Another presidential candidate, Gennady Zyuganov, head of the Communist Party in Russia, also spoke of the “inordinate power of the Jewish Diaspora and their economic power,” said Geller. “The Communist influence runs very deep in Russia and certainly in Ukraine and Belarus.”
A recent poll showed Zyuganov in the lead, Yeltsin in second and Zhirinovsky in third.
But another poll put Zhirinovsky in second and Yeltsin in third.
Geller said Passover is a time for American Jews to renew their support of Soviet Jews, and the Shabbat program is “an attempt to inject new energy” into reaffirming that connection.
Among the programs suggested in the package sent by the NCSJ to about 3,000 congregations and rabbis are Shabbat program readings, educational presentations and sermons around Passover themes such as the Exodus and entering Promised Land, from slavery to freedom or assimilation to renewed peoplehood.

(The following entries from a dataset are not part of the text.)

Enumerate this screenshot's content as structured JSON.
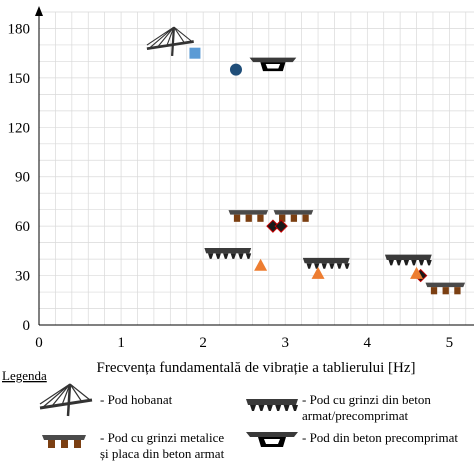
{
  "chart_data": {
    "type": "scatter",
    "xlabel": "Frecvența fundamentală de vibrație a tablierului [Hz]",
    "ylabel": "",
    "xlim": [
      0,
      5.3
    ],
    "ylim": [
      0,
      190
    ],
    "xticks": [
      "0",
      "1",
      "2",
      "3",
      "4",
      "5"
    ],
    "yticks": [
      "0",
      "30",
      "60",
      "90",
      "120",
      "150",
      "180"
    ],
    "grid": true,
    "series": [
      {
        "marker": "square",
        "color": "#5b9bd5",
        "points": [
          {
            "x": 1.9,
            "y": 165
          }
        ]
      },
      {
        "marker": "circle",
        "color": "#1f4e79",
        "points": [
          {
            "x": 2.4,
            "y": 155
          }
        ]
      },
      {
        "marker": "diamond",
        "color": "#1a1a1a",
        "points": [
          {
            "x": 2.85,
            "y": 60
          },
          {
            "x": 2.95,
            "y": 60
          },
          {
            "x": 4.65,
            "y": 30
          }
        ]
      },
      {
        "marker": "triangle",
        "color": "#ed7d31",
        "points": [
          {
            "x": 2.7,
            "y": 36
          },
          {
            "x": 3.4,
            "y": 31
          },
          {
            "x": 4.6,
            "y": 31
          }
        ]
      }
    ],
    "bridge_icons": [
      {
        "icon": "cable-stayed",
        "x": 1.6,
        "y": 171
      },
      {
        "icon": "prestressed-box",
        "x": 2.85,
        "y": 159
      },
      {
        "icon": "steel-girder",
        "x": 2.55,
        "y": 67
      },
      {
        "icon": "steel-girder",
        "x": 3.1,
        "y": 67
      },
      {
        "icon": "concrete-girder",
        "x": 2.3,
        "y": 44
      },
      {
        "icon": "concrete-girder",
        "x": 3.5,
        "y": 38
      },
      {
        "icon": "concrete-girder",
        "x": 4.5,
        "y": 40
      },
      {
        "icon": "steel-girder",
        "x": 4.95,
        "y": 23
      }
    ],
    "legend": {
      "title": "Legenda",
      "items": [
        {
          "icon": "cable-stayed",
          "text": [
            "- Pod hobanat"
          ]
        },
        {
          "icon": "concrete-girder",
          "text": [
            "- Pod cu grinzi din beton",
            "armat/precomprimat"
          ]
        },
        {
          "icon": "steel-girder",
          "text": [
            "- Pod cu grinzi metalice",
            "și placa din beton armat"
          ]
        },
        {
          "icon": "prestressed-box",
          "text": [
            "- Pod din beton precomprimat"
          ]
        }
      ]
    }
  }
}
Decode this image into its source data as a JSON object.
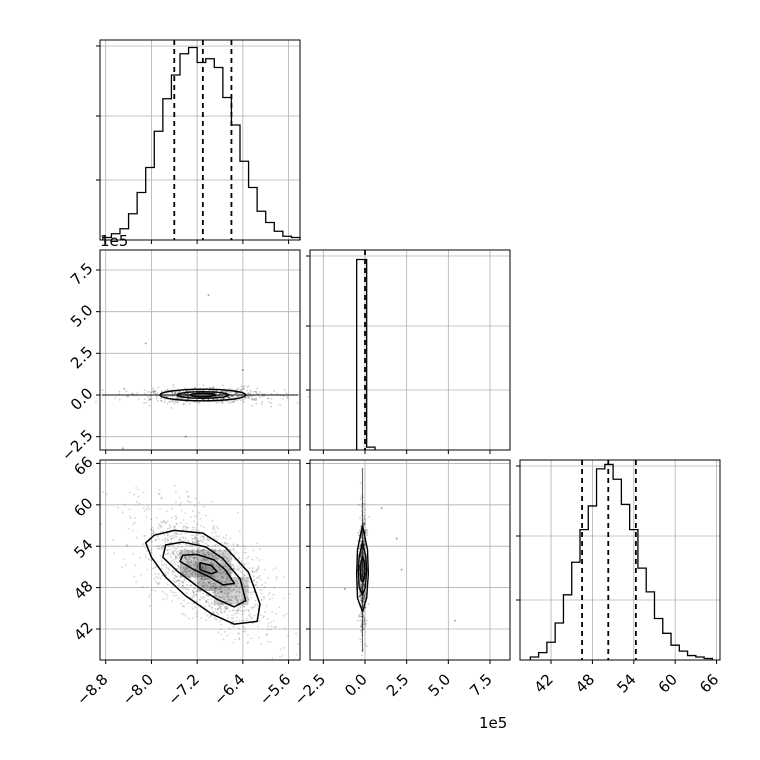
{
  "chart_data": {
    "type": "corner",
    "panels": {
      "hist_p1": {
        "type": "bar",
        "xlim": [
          -8.9,
          -5.4
        ],
        "bin_edges": [
          -8.85,
          -8.7,
          -8.55,
          -8.4,
          -8.25,
          -8.1,
          -7.95,
          -7.8,
          -7.65,
          -7.5,
          -7.35,
          -7.2,
          -7.05,
          -6.9,
          -6.75,
          -6.6,
          -6.45,
          -6.3,
          -6.15,
          -6.0,
          -5.85,
          -5.7,
          -5.55,
          -5.4
        ],
        "counts": [
          2,
          5,
          9,
          21,
          38,
          58,
          87,
          113,
          132,
          149,
          154,
          142,
          145,
          138,
          114,
          92,
          63,
          42,
          23,
          14,
          7,
          3,
          2
        ],
        "quantile_lines": [
          -7.6,
          -7.1,
          -6.6
        ],
        "yaxis_max": 160
      },
      "hist_p2": {
        "type": "bar",
        "xlim": [
          -3.3,
          8.7
        ],
        "bin_edges": [
          -0.5,
          0.1,
          0.6
        ],
        "counts": [
          100,
          1.5
        ],
        "quantile_lines": [
          0.0
        ],
        "yaxis_max": 105
      },
      "hist_p3": {
        "type": "bar",
        "xlim": [
          37.5,
          66.5
        ],
        "bin_edges": [
          39,
          40.2,
          41.4,
          42.6,
          43.8,
          45,
          46.2,
          47.4,
          48.6,
          49.8,
          51,
          52.2,
          53.4,
          54.6,
          55.8,
          57,
          58.2,
          59.4,
          60.6,
          61.8,
          63,
          64.2,
          65.4
        ],
        "counts": [
          2,
          5,
          12,
          25,
          44,
          66,
          88,
          104,
          129,
          132,
          122,
          105,
          88,
          62,
          46,
          28,
          18,
          10,
          6,
          3,
          2,
          1
        ],
        "quantile_lines": [
          46.5,
          50.3,
          54.3
        ],
        "yaxis_max": 135
      },
      "scatter_p1_p2": {
        "type": "scatter",
        "xlim": [
          -8.9,
          -5.4
        ],
        "ylim": [
          -3.3,
          8.7
        ],
        "center": [
          -7.1,
          0.0
        ],
        "contour_widths_x": [
          0.75,
          0.45,
          0.22
        ],
        "contour_heights_y": [
          0.35,
          0.2,
          0.1
        ],
        "outliers": [
          [
            -8.1,
            3.1
          ],
          [
            -7.0,
            6.0
          ],
          [
            -6.4,
            1.5
          ],
          [
            -7.4,
            -2.5
          ],
          [
            -8.5,
            -3.2
          ]
        ]
      },
      "scatter_p1_p3": {
        "type": "scatter",
        "xlim": [
          -8.9,
          -5.4
        ],
        "ylim": [
          37.5,
          66.5
        ],
        "center": [
          -7.05,
          50.5
        ],
        "contours": [
          [
            [
              -7.95,
              55.6
            ],
            [
              -7.6,
              56.3
            ],
            [
              -7.1,
              55.9
            ],
            [
              -6.7,
              53.8
            ],
            [
              -6.3,
              50.2
            ],
            [
              -6.1,
              45.6
            ],
            [
              -6.15,
              43.1
            ],
            [
              -6.55,
              42.7
            ],
            [
              -6.95,
              44.2
            ],
            [
              -7.4,
              46.8
            ],
            [
              -7.75,
              49.5
            ],
            [
              -8.0,
              52.4
            ],
            [
              -8.1,
              54.5
            ]
          ],
          [
            [
              -7.75,
              54.2
            ],
            [
              -7.45,
              54.6
            ],
            [
              -7.05,
              53.9
            ],
            [
              -6.75,
              52.2
            ],
            [
              -6.45,
              49.3
            ],
            [
              -6.35,
              46.1
            ],
            [
              -6.55,
              45.2
            ],
            [
              -6.85,
              46.3
            ],
            [
              -7.2,
              48.2
            ],
            [
              -7.55,
              50.4
            ],
            [
              -7.8,
              52.4
            ]
          ],
          [
            [
              -7.45,
              52.7
            ],
            [
              -7.2,
              52.8
            ],
            [
              -6.9,
              52.0
            ],
            [
              -6.7,
              50.5
            ],
            [
              -6.55,
              48.6
            ],
            [
              -6.75,
              48.4
            ],
            [
              -7.0,
              49.6
            ],
            [
              -7.3,
              50.8
            ],
            [
              -7.5,
              51.8
            ]
          ],
          [
            [
              -7.15,
              51.6
            ],
            [
              -6.95,
              51.2
            ],
            [
              -6.85,
              50.3
            ],
            [
              -6.95,
              50.0
            ],
            [
              -7.15,
              50.6
            ]
          ]
        ],
        "density_cells": [
          [
            -7.35,
            52.5,
            0.35
          ],
          [
            -7.05,
            52.5,
            0.5
          ],
          [
            -6.75,
            52.5,
            0.35
          ],
          [
            -7.35,
            50.5,
            0.5
          ],
          [
            -7.05,
            50.5,
            0.8
          ],
          [
            -6.75,
            50.5,
            0.55
          ],
          [
            -7.05,
            48.5,
            0.45
          ],
          [
            -6.75,
            48.5,
            0.5
          ],
          [
            -6.45,
            48.5,
            0.35
          ],
          [
            -6.75,
            46.5,
            0.35
          ],
          [
            -6.45,
            46.5,
            0.3
          ]
        ]
      },
      "scatter_p2_p3": {
        "type": "scatter",
        "xlim": [
          -3.3,
          8.7
        ],
        "ylim": [
          37.5,
          66.5
        ],
        "center": [
          -0.15,
          50.5
        ],
        "contours": [
          [
            [
              -0.15,
              57.0
            ],
            [
              0.15,
              53.5
            ],
            [
              0.2,
              50.0
            ],
            [
              0.1,
              46.5
            ],
            [
              -0.15,
              44.5
            ],
            [
              -0.45,
              46.5
            ],
            [
              -0.5,
              50.0
            ],
            [
              -0.45,
              53.5
            ]
          ],
          [
            [
              -0.15,
              54.5
            ],
            [
              0.05,
              52.5
            ],
            [
              0.1,
              50.5
            ],
            [
              0.02,
              48.0
            ],
            [
              -0.15,
              47.0
            ],
            [
              -0.35,
              48.0
            ],
            [
              -0.4,
              50.5
            ],
            [
              -0.35,
              52.5
            ]
          ],
          [
            [
              -0.15,
              52.5
            ],
            [
              -0.02,
              51.5
            ],
            [
              0.0,
              50.0
            ],
            [
              -0.1,
              48.8
            ],
            [
              -0.25,
              49.2
            ],
            [
              -0.3,
              51.0
            ]
          ]
        ],
        "outliers": [
          [
            1.9,
            55.1
          ],
          [
            5.4,
            43.2
          ],
          [
            2.2,
            50.6
          ],
          [
            -1.2,
            47.8
          ],
          [
            1.0,
            59.5
          ]
        ]
      }
    },
    "axes": {
      "p1": {
        "ticks": [
          -8.8,
          -8.0,
          -7.2,
          -6.4,
          -5.6
        ],
        "tick_labels": [
          "−8.8",
          "−8.0",
          "−7.2",
          "−6.4",
          "−5.6"
        ],
        "offset_label": "1e5"
      },
      "p2": {
        "ticks": [
          -2.5,
          0.0,
          2.5,
          5.0,
          7.5
        ],
        "tick_labels": [
          "−2.5",
          "0.0",
          "2.5",
          "5.0",
          "7.5"
        ],
        "offset_label": "1e5"
      },
      "p3": {
        "ticks": [
          42,
          48,
          54,
          60,
          66
        ],
        "tick_labels": [
          "42",
          "48",
          "54",
          "60",
          "66"
        ]
      }
    },
    "grid": true,
    "colors": {
      "line": "#000000",
      "grid": "#b0b0b0",
      "points": "#000000"
    }
  }
}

The NCSJ also urges families to continue the tradition of a special reading for the middle matzah – of unity – which symbolizes a link to all the Jews in the world, especially those who are oppressed.
“The Haftarah speaks of how the Jews were without the Torah and without the laws and tells the story of finding the Torah. I think it is a metaphor for what is happening in the FSU in terms of re-identifying and reclaiming their Jewish heritage,” Geller said.